HappyHorse Model
← Back to articles
Model Guides2 min read

HappyHorse 1.0: The AI Video Model That Came From Nowhere

In early April 2026, a model called HappyHorse-1.0 appeared on the Artificial Analysis Video Arena leaderboard under a pseudonymous identity. Within hours it sat at #1 in both text-to-video and image-to-video rankings, crushing previously dominant models by margins that hadn't been seen in the arena's history.

Then, days later, it vanished from the public leaderboard entirely.

What the Leaderboard Data Shows

Artificial Analysis runs a blind voting arena: users see two videos from the same prompt, pick the better one without knowing which model produced it, and those votes feed into an Elo rating system. This is the same methodology used in chess rankings — no self-reported benchmarks, no cherry-picked demos.

HappyHorse-1.0's peak positions:

CategoryElo ScoreRankGap vs. #2
Text-to-Video (no audio)1333#1+60 over Seedance 2.0
Image-to-Video (no audio)1392#1+37 over Seedance 2.0
Text-to-Video (with audio)1205#2-14 behind Seedance 2.0
Image-to-Video (with audio)1161#2-1 behind Seedance 2.0

A 60-point Elo gap in the T2V category means HappyHorse would win roughly 58-59% of head-to-head blind matchups against Seedance 2.0. This is not noise — it represents a meaningful quality difference as perceived by human voters.

Claimed Architecture

Everything in this section comes from happyhorses.io and happyhorse-ai.com. None of it has been independently verified.

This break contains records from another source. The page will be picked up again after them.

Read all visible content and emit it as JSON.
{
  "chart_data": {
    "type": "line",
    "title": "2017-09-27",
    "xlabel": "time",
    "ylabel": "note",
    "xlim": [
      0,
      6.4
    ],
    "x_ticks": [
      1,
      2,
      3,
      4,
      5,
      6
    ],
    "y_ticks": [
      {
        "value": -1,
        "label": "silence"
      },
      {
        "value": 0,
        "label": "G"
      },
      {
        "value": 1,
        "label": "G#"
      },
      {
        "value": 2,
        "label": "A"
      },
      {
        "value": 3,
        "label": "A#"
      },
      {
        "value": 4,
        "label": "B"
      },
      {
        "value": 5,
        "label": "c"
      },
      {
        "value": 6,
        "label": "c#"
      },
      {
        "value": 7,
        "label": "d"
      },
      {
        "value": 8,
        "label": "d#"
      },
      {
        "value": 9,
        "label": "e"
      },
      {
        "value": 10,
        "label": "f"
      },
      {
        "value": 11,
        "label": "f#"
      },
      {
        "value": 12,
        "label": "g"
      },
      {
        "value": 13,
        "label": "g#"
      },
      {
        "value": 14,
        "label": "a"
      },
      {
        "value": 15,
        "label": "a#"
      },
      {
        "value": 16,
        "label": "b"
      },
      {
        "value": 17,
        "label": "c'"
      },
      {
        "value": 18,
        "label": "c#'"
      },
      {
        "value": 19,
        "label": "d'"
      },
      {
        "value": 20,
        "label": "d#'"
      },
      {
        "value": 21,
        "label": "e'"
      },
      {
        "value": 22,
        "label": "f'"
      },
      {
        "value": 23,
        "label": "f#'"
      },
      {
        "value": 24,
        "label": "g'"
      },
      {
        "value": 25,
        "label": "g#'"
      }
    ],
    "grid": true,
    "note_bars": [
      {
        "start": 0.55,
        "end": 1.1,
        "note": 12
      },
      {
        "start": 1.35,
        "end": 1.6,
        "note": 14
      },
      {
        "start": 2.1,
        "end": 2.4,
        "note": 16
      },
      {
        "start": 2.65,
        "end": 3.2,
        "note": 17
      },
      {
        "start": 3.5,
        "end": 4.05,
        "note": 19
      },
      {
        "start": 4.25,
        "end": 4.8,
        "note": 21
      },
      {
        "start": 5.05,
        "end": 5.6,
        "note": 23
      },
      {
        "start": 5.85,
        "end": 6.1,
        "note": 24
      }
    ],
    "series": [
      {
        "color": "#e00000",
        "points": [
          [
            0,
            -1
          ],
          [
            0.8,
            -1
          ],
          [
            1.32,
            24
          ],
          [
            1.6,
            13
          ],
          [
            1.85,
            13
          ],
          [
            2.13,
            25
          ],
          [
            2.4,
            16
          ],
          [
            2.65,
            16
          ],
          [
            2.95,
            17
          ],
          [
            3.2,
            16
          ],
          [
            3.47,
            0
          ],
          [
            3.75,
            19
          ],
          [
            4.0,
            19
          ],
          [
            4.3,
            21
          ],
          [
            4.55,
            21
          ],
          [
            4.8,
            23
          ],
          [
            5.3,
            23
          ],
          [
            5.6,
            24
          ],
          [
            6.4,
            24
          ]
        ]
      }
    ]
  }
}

The site describes a 40-layer single-stream Self-Attention Transformer with 15 billion parameters. The design eliminates cross-attention entirely:

  • First 4 layers: Modality-specific projections (text, image, video, audio)
  • Middle 32 layers: Shared parameters across all modalities
  • Last 4 layers: Modality-specific output projections

Text tokens, reference image latents, and noisy video/audio tokens are jointly denoised within a single token sequence. The model reportedly needs only 8 denoising steps with no Classifier-Free Guidance — a significant departure from the 20-50 step diffusion processes used by most competitors.

Multilingual Audio-Video Generation

The site claims native support for six languages: Chinese, English, Japanese, Korean, German, and French. A secondary marketing site adds Cantonese as a seventh language with "ultra-low WER lip-sync."

The joint audio-video generation means dialogue, ambient sounds, and Foley effects are produced alongside video frames in a single pass — no post-production dubbing pipeline required.

What's Not Available

As of April 8, 2026:

  • No downloadable weights: Both GitHub and Model Hub links say "Coming Soon"
  • No public API: No endpoint, no documented pricing, no SLA
  • No paper: No technical report has been published
  • No team identity: Artificial Analysis used the word "pseudonymous" for the submission

The site states "Base model, distilled model, super-resolution model, and inference code — all released." The links contradict this claim.

Why It Matters

Even without accessible weights, HappyHorse-1.0 demonstrated three things:

  1. Single-stream architectures can reach SOTA: The elimination of cross-attention and multi-stream pipelines was considered a tradeoff. HappyHorse suggests it might be an upgrade.

  2. 8-step inference is viable for top-quality output: This has major implications for inference cost and throughput at scale.

  3. Anonymous drops work: The "rank first, reveal later" strategy — previously seen with Pony Alpha / GLM-5 — is becoming a pattern in the Chinese AI ecosystem.

For teams building video generation pipelines, the practical leaderboard starts at position #3 (SkyReels V4) since neither HappyHorse nor Seedance 2.0 offers public API access. But if HappyHorse releases weights, the calculus changes overnight.